BACKGROUND. Nutritional issues and sarcopenia are known contributors of mortality and morbidity in cystic fibrosis (CF). Whether and how sarcopenia afflicts non-CF bronchiectasis patients has never been investigated.
AIM. To assess incidence and impact of sarcopenia in non-CF bronchiectasis patients.
METHODS. In a group of 48 patients with non-CF bronchiectasis, we evaluated clinical, functional and laboratory data. Sarcopenia was assessed by measuring in chest computed tomography (CT) the mean muscular density of the bilateral paravertebral muscles (T12 level); a threshold value of 30 Hounsfield Units was identified (as previously reported).
RESULTS. Sarcopenia affected 32 of 48 (67%) patients. Sarcopenic subjects were older than non sarcopenic (67±11vs52±16;p=0.004); body mass index was not different between the two groups. Sarcopenic patients had lower lung volumes (TLC 83±19vs95±16%; p=0.038). Sarcopenic have higher frequency of non tuberculous mycobacteria (NTM)(p=0.05). Muscular density was negatively correlated with Bronchiectasis Severity Index (r= -0.35;p=0.037) and Bronchiectasis Aetiology Comorbidity Index (r= -0.45;p=0.012). Sarcopenia was not related to gender, other clinical outcomes, radiological extension of bronchiectasis or laboratory data.

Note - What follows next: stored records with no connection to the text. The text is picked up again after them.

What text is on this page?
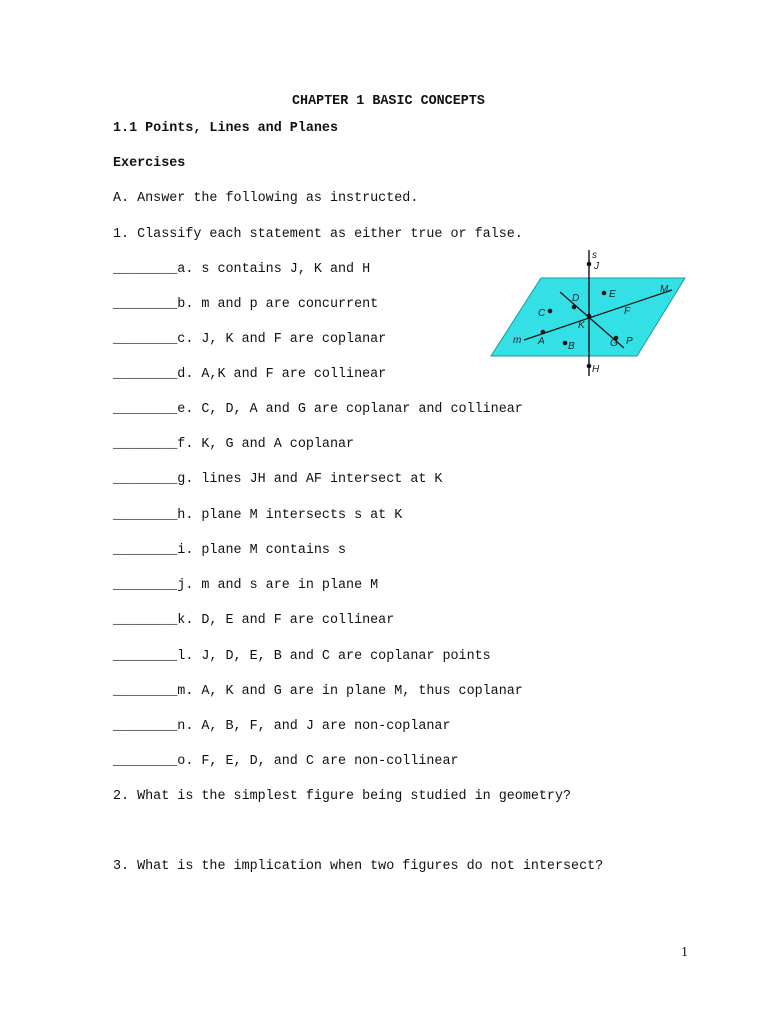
CHAPTER 1 BASIC CONCEPTS
1.1 Points, Lines and Planes
Exercises
A. Answer the following as instructed.
1. Classify each statement as either true or false.
________a. s contains J, K and H
________b. m and p are concurrent
________c. J, K and F are coplanar
________d. A,K and F are collinear
________e. C, D, A and G are coplanar and collinear
________f. K, G and A coplanar
________g. lines JH and AF intersect at K
________h. plane M intersects s at K
________i. plane M contains s
________j. m and s are in plane M
________k. D, E and F are collinear
________l. J, D, E, B and C are coplanar points
________m. A, K and G are in plane M, thus coplanar
________n. A, B, F, and J are non-coplanar
________o. F, E, D, and C are non-collinear
2. What is the simplest figure being studied in geometry?
3. What is the implication when two figures do not intersect?
1
s
J
M
D	E
F
C
K
m A B	G P
H
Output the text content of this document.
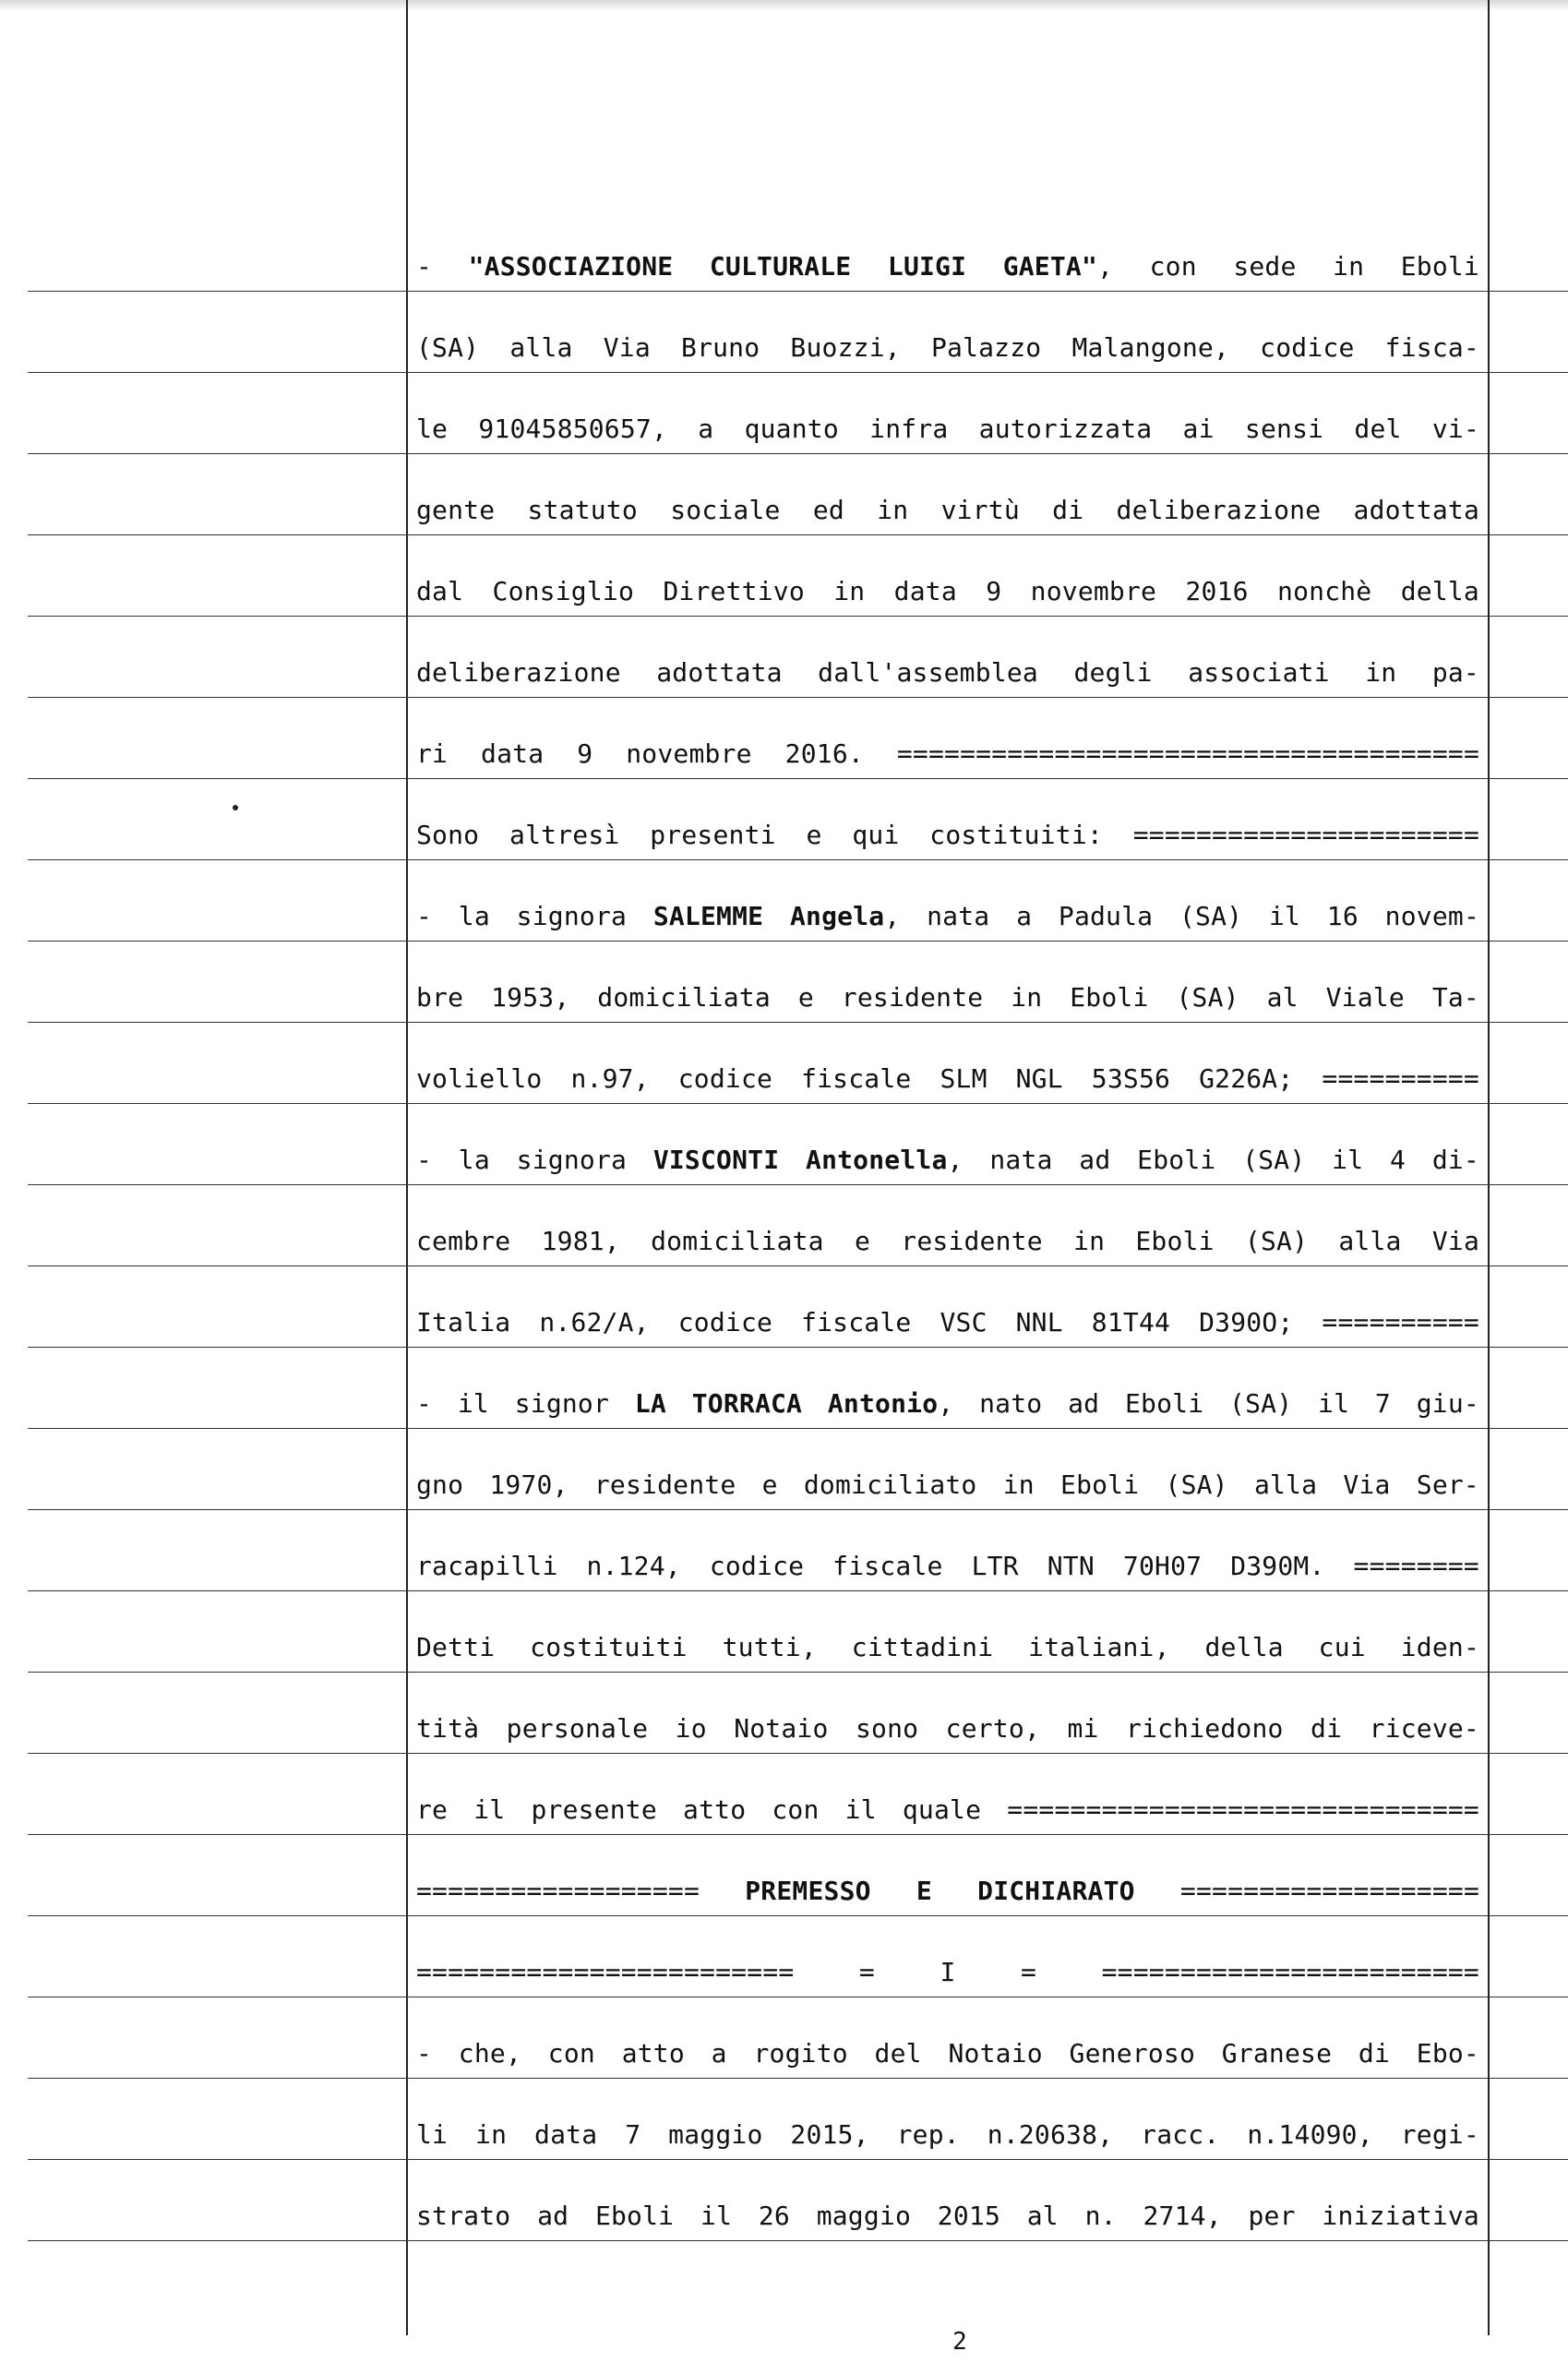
- "ASSOCIAZIONE CULTURALE LUIGI GAETA", con sede in Eboli
(SA) alla Via Bruno Buozzi, Palazzo Malangone, codice fisca-
le 91045850657, a quanto infra autorizzata ai sensi del vi-
gente statuto sociale ed in virtù di deliberazione adottata
dal Consiglio Direttivo in data 9 novembre 2016 nonchè della
deliberazione adottata dall'assemblea degli associati in pa-
ri data 9 novembre 2016. =====================================
Sono altresì presenti e qui costituiti: ======================
- la signora SALEMME Angela, nata a Padula (SA) il 16 novem-
bre 1953, domiciliata e residente in Eboli (SA) al Viale Ta-
voliello n.97, codice fiscale SLM NGL 53S56 G226A; ==========
- la signora VISCONTI Antonella, nata ad Eboli (SA) il 4 di-
cembre 1981, domiciliata e residente in Eboli (SA) alla Via
Italia n.62/A, codice fiscale VSC NNL 81T44 D390O; ==========
- il signor LA TORRACA Antonio, nato ad Eboli (SA) il 7 giu-
gno 1970, residente e domiciliato in Eboli (SA) alla Via Ser-
racapilli n.124, codice fiscale LTR NTN 70H07 D390M. ========
Detti costituiti tutti, cittadini italiani, della cui iden-
tità personale io Notaio sono certo, mi richiedono di riceve-
re il presente atto con il quale ==============================
================== PREMESSO E DICHIARATO ===================
======================== = I = ========================
- che, con atto a rogito del Notaio Generoso Granese di Ebo-
li in data 7 maggio 2015, rep. n.20638, racc. n.14090, regi-
strato ad Eboli il 26 maggio 2015 al n. 2714, per iniziativa
2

CONCLUSIONS. Sarcopenia is highly prevalent in patients with bronchiectasis. Sarcopenic patients have higher disease severity, restrictive ventilatory defect and more comorbidities. Recognition and prevention of sarcopenia cpuld improve management of patients with bronchiectasis, especially those with NTM. Muscular density of paravertebral muscles in CT scan is easily available, and further studies may clarify the role of sarcopenia in multidimensional evaluation of patients.